Two Atlanta colleges to partner with charter schools

ByJaime Sarrio

Two Atlanta colleges have pledged to reserve spots for qualified graduates from one of the nation’s largest chain of charter schools in an effort to increase the number of low-income students earning bachelor’s degrees.

Thursday officials from Morehouse and Spelman will announce a plan to set aside spots for students from KIPP charter schools across the country. Each school has committed to admit 15 KIPP students in 2013-14, and 20 each year after.

“KIPP schools across the nation have established a strong track record of educating high potential, underserved students who are ready for the academically challenging collegiate environment Spelman provides,” said Beverly Daniel Tatum, president of Spelman College. “We are proud to partner with KIPP in this new effort, knowing that we have a supportive learning environment in which KIPP graduates can thrive.”

Tatum said Spelman has long been dedicated to serving unprivileged students, and this continues that mission.

KIPP is a network of 61 middle, 30 elementary and 18 non-profit charter high schools across the country. Charter schools are public schools that operate independently of the traditional school system, but are funded with tax dollars. There are five KIPP schools in metro Atlanta. A sixth opens this summer.

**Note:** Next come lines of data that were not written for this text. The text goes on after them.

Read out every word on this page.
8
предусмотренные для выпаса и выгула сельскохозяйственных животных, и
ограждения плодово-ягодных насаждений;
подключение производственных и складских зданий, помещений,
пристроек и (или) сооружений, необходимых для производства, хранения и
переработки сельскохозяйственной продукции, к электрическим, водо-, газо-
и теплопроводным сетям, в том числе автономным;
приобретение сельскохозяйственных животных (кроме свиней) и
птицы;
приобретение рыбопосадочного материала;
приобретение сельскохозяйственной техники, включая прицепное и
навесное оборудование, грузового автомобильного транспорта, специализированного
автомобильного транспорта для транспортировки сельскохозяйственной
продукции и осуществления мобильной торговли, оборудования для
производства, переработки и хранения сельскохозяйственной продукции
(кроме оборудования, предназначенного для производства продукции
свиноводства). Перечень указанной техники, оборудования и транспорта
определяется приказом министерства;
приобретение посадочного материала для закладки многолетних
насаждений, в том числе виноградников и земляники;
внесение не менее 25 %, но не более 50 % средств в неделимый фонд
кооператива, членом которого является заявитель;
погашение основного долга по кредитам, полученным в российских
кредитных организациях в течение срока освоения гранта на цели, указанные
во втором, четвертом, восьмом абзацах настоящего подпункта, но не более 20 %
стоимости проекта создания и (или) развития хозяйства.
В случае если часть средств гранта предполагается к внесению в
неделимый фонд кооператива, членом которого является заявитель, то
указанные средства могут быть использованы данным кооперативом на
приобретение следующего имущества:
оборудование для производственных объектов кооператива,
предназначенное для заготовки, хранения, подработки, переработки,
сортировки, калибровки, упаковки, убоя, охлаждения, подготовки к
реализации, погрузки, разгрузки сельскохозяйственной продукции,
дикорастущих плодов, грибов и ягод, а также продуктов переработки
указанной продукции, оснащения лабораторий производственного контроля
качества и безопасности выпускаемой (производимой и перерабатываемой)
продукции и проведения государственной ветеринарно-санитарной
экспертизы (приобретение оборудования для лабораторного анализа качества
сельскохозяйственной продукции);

The charter schools largely serve low-income and/or minority students, who are less likely to go to or graduate from college. According to KIPP, early research shows its students are completing college above the national average, and graduating at four times the rate for students from low income families. But KIPP wants 75 percent of its students to finish college, a rate that’s on par with nation’s wealthiest students.

Seven other schools have signed on to similar partnerships with KIPP: Colby College in Maine; Davidson College in North Carolina; University of Houston, Texas; Franklin and Marshall College in Pennsylvania; San Jose State University in California; Mercy College in New York and Tulane University in Louisiana.

Jermey Jones, a ninth-grader at KIPP Atlanta Collegiate, said he’s known he’s wanted to go to college since starting KIPP schools in fifth-grade. Now, it’s just a question of where.

Jones is considering Morehouse, along with Harvard, Yale and a few other big-league names. He’s excited about KIPP’s partnerships.

“It shows us that by working hard, there are unlimited things we can do in the future,” he said. “I am very proud [the colleges] are working with us and we won’t let them down.”